Our mom just sent the tape out here. I was a Munchkin and Jerry was the Cowardly Lion. Then the year after that I was Bert in Mary Poppins, which was absurd because I think my voice was deeper then than it is now.
So here’s this little 3-foot-tall kid singing “Chim-Chiminey” with this voice… it was just funny.
When did you decide that this was what you wanted to do?
Around that time, I guess. And later I did an off-Broadway play called Dr. Selavy’s Magic Theatre by Richard Foreman. That was great — David Patrick Kelly was in that, too. I played him at age 10.
I don’t know how much I got out of it at that age, but I knew I liked it. When we were rehearsing a scene once, the director told me, “Now this guy’s going to come at you with a knife. And when he does I want you to scream bloody murder.”

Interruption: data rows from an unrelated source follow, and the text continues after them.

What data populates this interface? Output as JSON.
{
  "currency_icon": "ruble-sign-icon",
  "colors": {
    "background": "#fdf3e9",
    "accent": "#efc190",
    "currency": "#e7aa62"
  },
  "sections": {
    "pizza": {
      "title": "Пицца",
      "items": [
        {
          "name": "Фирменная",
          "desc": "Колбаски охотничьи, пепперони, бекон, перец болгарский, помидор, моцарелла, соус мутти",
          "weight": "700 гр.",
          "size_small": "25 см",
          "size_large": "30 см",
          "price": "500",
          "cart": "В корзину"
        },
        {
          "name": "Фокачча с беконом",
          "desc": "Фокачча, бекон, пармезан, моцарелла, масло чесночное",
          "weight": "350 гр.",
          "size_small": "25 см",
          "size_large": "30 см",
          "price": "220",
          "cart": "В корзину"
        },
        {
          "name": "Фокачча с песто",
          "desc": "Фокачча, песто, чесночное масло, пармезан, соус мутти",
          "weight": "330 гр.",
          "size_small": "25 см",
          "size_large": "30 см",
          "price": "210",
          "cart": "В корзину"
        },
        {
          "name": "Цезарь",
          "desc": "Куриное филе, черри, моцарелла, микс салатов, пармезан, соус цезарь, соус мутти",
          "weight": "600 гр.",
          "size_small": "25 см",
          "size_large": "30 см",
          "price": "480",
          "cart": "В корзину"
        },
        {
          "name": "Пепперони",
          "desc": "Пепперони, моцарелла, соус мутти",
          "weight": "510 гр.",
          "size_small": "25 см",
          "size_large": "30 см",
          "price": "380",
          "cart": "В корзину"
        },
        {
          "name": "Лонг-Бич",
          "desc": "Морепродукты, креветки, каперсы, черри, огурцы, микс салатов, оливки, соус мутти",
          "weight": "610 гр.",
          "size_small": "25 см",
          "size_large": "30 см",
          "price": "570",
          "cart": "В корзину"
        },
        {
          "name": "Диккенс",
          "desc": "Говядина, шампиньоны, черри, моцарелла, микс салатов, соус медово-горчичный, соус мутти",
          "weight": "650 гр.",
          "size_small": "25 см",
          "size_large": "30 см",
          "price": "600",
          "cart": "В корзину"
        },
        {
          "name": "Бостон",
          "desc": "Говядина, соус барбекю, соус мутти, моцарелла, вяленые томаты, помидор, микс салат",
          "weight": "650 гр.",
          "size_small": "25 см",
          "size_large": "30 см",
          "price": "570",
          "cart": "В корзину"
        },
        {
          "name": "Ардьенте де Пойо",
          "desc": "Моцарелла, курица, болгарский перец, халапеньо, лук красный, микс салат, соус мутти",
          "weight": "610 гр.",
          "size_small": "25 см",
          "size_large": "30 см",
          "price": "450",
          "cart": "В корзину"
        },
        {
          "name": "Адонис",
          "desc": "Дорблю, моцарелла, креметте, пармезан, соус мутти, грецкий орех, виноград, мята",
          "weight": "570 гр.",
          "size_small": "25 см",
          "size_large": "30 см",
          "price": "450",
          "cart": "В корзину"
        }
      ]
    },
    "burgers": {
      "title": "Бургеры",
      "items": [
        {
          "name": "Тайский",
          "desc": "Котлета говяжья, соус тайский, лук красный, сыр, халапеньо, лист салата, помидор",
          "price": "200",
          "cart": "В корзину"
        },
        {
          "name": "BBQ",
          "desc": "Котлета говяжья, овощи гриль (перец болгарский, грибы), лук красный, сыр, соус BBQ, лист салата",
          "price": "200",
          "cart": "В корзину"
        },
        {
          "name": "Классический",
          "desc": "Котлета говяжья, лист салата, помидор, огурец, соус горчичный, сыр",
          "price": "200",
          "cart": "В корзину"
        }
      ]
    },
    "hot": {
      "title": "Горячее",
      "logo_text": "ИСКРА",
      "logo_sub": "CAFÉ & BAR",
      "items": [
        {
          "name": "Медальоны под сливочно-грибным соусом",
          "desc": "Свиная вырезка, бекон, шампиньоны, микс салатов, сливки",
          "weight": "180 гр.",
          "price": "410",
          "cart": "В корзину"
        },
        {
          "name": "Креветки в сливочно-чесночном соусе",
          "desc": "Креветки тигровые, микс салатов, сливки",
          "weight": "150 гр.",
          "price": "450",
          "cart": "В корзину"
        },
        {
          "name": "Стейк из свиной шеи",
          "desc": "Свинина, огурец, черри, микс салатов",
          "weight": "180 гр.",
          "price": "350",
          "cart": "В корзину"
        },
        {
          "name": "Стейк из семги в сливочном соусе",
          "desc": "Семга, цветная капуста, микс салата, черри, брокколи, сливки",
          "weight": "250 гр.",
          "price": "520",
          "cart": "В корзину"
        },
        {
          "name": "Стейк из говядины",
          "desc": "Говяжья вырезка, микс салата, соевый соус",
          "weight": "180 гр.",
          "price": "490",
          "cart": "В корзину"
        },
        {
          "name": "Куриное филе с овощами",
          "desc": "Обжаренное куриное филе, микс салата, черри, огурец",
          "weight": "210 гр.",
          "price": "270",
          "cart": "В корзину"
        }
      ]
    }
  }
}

So we ran the scene, and I had no idea why we stopped when I screamed, “Bloody murder!”
I thought I was giving him just what he asked for. The director would sit on a chair on top of a table during rehearsals, and he pretty much fell off it when that happened.
So you take direction well. What kept you coming back?
I was in fourth grade, and I loved it. Being the only kid in the show, I got pampered by everyone else. I’d get a new toy every day.
That’s what kept me coming back — I got bribed.